It’s as simple as downloading the application from the project website and setting it up on your computer. You will need to register so that the central computer can recognise your computer and add your results to the main project database. Once a program is downloaded and running, it processes in the idle time when the computer is not being used — so you don’t even notice it’s there. Some programs provide feedback when the application is active.
There are several different platforms that can be used for distributed computing. One of the most popular is the Berkeley Open Infrastructure for Network Computing (BOINC). BOINC is a cross-platform application that can be run on Windows, Linux, UNIX and Mac OS X computers. Individual project websites will usually include the minimum computer specifications — type of processor and graphics card — that is needed to run a BOINC project. For example, a computer with a dual core processor with 1GB RAM and 256MB graphics card would be more than sufficient.
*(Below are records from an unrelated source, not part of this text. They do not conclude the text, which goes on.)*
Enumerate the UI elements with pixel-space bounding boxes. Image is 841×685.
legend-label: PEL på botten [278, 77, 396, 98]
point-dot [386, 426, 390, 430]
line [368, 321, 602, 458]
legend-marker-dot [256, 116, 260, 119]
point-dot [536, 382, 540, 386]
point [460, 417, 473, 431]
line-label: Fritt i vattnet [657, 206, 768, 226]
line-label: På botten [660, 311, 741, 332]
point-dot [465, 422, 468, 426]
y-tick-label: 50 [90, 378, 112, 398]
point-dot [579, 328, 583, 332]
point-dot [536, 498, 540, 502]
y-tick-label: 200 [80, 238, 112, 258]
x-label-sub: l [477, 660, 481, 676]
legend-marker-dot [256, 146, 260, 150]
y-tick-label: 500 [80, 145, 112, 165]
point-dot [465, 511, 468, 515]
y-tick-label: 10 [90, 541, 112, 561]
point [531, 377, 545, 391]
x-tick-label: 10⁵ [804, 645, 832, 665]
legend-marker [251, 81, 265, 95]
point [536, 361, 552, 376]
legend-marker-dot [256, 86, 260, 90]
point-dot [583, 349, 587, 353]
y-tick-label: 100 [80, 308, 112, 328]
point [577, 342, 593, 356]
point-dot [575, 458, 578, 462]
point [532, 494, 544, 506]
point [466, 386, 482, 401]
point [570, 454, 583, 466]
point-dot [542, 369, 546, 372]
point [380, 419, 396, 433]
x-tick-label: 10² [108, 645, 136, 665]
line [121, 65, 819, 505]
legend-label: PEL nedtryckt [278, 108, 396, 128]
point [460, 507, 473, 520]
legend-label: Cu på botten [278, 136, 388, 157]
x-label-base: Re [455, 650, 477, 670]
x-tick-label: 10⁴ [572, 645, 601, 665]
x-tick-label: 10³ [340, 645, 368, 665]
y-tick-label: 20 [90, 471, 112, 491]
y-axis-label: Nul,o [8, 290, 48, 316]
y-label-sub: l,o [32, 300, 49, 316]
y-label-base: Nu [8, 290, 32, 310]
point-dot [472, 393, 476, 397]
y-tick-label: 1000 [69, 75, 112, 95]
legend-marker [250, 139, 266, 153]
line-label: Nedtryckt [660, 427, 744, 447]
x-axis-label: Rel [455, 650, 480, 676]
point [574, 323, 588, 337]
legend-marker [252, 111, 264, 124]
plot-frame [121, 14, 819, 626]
Much of the technology behind these projects is shared with respect to the distributed computing clients. You can use one client and participate in a range of charitable causes. This makes it easy to donate to one or more causes, or change the causes you’re helping later on.
The client is largely a ‘set and forget’ application — install it, set up an account and then let it run. In your account, you can view detailed statistics on your participation — total units of work processed, the number of units being completed per hour and how your contribution compares to others. The statistical feature means you can band together with others working on the same project to form ‘teams’ (by work, hobby group, country and more) which then compete for the top spot in the rankings — friendly competition that serves to drive bigger contributions to the project!